# 🎙️ Voice Detection Model Trainer

This sub-project is dedicated to fine-tuning a custom AI Voice Detection model tailored to your specific audio samples and languages (Tamil, English, Hindi, Malayalam, Telugu).

## 🏗️ Architecture
- **Base Model**: `facebook/wav2vec2-large-xlsr-53` (Multilingual)
- **Task**: Audio Classification (Binary: HUMAN vs AI_GENERATED)

## 📁 Directory Structure
- `data/`: Put your training audio files here.
    - `real/`: Human voice samples.
    - `fake/`: AI generated voice samples.
- `output/`: Fine-tuned model checkpoints will be saved here.
- `train.py`: Main fine-tuning script.
- `prepare_data.py`: Script to convert audio folders into Hugging Face datasets.

## 🚀 Getting Started
1. **Collect Data**: The more data you have, the better the accuracy.

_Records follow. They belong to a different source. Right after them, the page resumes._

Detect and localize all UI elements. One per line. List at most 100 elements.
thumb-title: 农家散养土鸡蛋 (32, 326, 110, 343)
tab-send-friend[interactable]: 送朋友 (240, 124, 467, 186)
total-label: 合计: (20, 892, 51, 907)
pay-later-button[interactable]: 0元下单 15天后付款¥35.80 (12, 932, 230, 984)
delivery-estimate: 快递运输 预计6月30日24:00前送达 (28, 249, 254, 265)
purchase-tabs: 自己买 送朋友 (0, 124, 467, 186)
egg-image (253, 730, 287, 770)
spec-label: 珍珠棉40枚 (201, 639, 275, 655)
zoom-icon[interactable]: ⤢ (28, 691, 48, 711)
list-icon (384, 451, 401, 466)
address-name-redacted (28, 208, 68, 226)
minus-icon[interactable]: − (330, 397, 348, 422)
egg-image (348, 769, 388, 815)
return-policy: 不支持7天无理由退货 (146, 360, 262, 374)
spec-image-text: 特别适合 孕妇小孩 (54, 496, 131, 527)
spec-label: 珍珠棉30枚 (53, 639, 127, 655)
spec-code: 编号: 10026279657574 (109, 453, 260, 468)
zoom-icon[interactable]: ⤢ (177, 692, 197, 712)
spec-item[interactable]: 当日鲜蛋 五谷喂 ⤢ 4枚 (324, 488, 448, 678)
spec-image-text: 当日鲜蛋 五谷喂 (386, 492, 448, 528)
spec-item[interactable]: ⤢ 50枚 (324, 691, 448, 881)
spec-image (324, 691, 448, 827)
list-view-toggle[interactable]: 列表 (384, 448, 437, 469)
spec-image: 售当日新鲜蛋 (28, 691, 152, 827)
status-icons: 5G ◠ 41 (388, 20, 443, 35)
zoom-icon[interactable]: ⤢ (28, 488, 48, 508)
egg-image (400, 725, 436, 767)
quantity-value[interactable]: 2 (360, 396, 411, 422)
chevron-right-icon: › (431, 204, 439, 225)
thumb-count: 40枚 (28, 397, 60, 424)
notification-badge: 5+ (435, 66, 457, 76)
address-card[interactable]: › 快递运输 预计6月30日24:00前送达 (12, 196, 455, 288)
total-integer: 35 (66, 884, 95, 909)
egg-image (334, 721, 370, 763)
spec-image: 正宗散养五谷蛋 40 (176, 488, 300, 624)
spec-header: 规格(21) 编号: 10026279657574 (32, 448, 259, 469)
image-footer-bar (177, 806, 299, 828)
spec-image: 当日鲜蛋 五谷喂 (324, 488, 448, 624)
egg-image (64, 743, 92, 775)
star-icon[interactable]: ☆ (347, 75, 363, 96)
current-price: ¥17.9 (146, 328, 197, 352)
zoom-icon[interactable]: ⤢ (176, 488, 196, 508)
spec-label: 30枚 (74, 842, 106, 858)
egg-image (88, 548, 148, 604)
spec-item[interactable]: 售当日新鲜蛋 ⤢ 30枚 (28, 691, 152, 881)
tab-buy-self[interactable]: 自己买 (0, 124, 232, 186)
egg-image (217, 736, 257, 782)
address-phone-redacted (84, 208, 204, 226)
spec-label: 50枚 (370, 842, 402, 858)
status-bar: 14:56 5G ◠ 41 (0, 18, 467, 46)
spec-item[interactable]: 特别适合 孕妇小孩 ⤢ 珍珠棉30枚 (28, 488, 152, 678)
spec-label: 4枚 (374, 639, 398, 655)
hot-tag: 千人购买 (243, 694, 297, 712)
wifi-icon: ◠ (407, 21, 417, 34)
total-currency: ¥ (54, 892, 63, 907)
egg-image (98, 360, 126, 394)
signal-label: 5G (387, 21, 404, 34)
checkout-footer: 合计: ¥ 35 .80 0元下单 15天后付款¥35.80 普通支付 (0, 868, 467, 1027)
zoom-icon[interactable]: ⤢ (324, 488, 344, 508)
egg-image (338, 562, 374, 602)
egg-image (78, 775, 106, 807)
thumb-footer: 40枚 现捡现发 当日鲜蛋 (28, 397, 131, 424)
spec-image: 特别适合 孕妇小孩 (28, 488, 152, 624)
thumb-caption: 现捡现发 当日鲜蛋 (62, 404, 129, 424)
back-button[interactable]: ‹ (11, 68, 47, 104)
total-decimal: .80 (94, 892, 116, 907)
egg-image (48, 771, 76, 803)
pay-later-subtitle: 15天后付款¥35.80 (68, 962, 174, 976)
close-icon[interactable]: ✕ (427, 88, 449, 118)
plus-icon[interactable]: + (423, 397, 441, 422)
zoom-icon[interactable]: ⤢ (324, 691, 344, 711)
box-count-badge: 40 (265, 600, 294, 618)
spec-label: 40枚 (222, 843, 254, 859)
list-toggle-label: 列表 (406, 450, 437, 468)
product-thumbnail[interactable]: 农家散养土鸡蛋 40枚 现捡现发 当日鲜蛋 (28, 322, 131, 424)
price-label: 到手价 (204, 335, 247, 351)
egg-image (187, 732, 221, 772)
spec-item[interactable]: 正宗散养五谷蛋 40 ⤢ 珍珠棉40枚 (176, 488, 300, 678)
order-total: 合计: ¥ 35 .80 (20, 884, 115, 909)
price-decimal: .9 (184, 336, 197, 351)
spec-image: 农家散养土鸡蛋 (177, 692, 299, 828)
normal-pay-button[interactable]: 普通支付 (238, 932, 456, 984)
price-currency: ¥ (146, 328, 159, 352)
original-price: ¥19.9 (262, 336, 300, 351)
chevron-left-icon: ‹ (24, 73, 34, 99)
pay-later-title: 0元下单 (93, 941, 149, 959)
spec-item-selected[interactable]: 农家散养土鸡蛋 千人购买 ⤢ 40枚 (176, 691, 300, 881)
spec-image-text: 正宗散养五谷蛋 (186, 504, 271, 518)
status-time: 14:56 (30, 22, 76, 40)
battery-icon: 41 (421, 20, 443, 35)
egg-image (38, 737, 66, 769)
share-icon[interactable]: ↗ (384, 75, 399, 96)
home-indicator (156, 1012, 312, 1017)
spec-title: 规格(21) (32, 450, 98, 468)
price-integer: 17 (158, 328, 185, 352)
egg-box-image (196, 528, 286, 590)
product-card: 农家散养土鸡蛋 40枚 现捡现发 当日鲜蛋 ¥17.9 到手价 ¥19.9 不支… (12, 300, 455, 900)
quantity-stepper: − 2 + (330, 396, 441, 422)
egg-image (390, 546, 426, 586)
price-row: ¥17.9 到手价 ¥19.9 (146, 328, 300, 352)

Aim for at least 100-500 samples per category per language.
2. **Setup Environment**:
   ```bash
   pip install transformers datasets torch torchaudio accelerate
   ```
3. **Run Training**:
   ```bash
   python train.py
   ```

## 🔧 Why a Custom Model?
The public models (`mo-thecreator`, etc.) are trained on general datasets. A custom model fine-tuned on **your specific AI voices** (e.g., from specific TTS engines you use) will have much higher accuracy for your use case.